International career
- 1997–1998: Portugal U20 / 5 / (0)

= José Nunes =

Portuguese footballer (born 1977)

José Carlos de Araújo Nunes (born 7 March 1977) is a Portuguese former professional footballer who played as a central defender.

He amassed Primeira Liga totals of 129 games and two goals over five seasons, representing Salgueiros, Gil Vicente and Braga. He spent most of his career, however, with Mallorca in Spain, signing in 2006 and appearing in 258 official matches in eight La Liga campaigns.

==Club career==
Born in Castelo de Paiva, Aveiro District, Nunes began his professional career with modest clubs in the second and third divisions. He made his Primeira Liga debut in the 2001–02 season, with soon-to-be-extinct S.C. Salgueiros.

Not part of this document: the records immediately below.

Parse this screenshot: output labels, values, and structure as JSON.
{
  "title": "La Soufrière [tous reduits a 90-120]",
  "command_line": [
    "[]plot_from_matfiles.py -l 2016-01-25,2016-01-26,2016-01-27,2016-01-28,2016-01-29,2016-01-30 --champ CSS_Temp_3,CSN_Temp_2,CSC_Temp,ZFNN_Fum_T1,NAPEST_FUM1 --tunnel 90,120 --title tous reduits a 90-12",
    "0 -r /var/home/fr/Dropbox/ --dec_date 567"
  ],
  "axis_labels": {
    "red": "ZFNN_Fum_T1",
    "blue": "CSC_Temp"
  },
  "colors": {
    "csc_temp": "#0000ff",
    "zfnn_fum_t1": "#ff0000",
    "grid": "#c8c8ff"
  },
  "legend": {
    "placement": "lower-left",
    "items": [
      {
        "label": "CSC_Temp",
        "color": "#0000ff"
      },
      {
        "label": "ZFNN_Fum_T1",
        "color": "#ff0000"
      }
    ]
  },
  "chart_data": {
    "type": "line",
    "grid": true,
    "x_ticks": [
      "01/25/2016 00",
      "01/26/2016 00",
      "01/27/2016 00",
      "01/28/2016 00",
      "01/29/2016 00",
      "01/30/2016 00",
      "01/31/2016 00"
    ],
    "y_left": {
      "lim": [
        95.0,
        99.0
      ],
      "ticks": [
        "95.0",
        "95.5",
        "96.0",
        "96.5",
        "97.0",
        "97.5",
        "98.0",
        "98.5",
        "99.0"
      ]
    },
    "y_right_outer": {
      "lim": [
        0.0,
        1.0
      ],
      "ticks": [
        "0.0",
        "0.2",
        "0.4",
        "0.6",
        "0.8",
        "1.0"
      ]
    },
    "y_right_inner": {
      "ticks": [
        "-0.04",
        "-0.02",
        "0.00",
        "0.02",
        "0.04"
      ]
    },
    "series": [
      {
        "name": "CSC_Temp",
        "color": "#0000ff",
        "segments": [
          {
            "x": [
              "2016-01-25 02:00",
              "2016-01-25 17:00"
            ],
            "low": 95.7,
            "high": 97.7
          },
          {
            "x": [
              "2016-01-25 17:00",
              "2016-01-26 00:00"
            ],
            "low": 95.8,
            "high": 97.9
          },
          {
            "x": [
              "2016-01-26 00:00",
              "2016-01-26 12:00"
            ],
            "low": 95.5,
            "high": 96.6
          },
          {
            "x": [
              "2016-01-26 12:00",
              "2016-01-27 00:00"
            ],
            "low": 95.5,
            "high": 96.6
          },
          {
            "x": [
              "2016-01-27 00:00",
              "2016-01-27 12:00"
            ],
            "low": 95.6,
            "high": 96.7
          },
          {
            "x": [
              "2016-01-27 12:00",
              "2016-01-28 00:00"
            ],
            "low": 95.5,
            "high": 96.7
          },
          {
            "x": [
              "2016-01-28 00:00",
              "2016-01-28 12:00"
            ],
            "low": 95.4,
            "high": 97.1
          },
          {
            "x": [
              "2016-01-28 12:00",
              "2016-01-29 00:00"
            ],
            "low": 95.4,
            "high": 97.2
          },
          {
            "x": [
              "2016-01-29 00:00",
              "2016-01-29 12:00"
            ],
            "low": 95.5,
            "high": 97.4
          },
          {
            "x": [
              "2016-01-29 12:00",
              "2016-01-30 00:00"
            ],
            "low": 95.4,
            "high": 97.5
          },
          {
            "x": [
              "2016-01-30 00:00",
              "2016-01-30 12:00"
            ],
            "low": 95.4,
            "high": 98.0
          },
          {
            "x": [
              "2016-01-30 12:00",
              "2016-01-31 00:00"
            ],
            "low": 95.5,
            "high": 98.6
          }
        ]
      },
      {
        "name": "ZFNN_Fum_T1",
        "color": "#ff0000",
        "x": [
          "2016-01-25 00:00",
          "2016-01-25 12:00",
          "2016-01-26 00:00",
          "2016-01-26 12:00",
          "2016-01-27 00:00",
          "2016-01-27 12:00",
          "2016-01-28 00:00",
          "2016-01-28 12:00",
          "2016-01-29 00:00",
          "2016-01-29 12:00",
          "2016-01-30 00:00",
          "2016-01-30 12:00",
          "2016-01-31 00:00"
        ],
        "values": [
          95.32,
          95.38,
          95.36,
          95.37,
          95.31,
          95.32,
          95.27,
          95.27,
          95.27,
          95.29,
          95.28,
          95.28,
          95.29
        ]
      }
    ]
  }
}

After two solid seasons with Gil Vicente FC, Nunes signed with fellow top-flight side S.C. Braga in July 2004, moving in January 2006 to Spain's La Liga with RCD Mallorca. He made his debut for his new team on the 29th, starting in a 0–3 home loss to FC Barcelona and adding four league goals in his first full campaign in the Balearic Islands.

An undisputed starter from his arrival – he was also awarded captaincy early on– Nunes continued to figure prominently in 2009–10 as Mallorca won their first ten home league games of the season, with the player scoring twice, although one of those came in the 4–2 defeat at Barcelona. Eventually, he netted four times in 34 matches, and the club achieved a fifth place in the table (fourth until the last minute of the last round).

Nunes suffered a serious knee injury in a friendly with SSC Napoli in mid-August 2011, initially being sidelined for seven months but recovering in less than four. He still contributed two goals in 14 appearances during the campaign, helping Mallorca to finish eighth.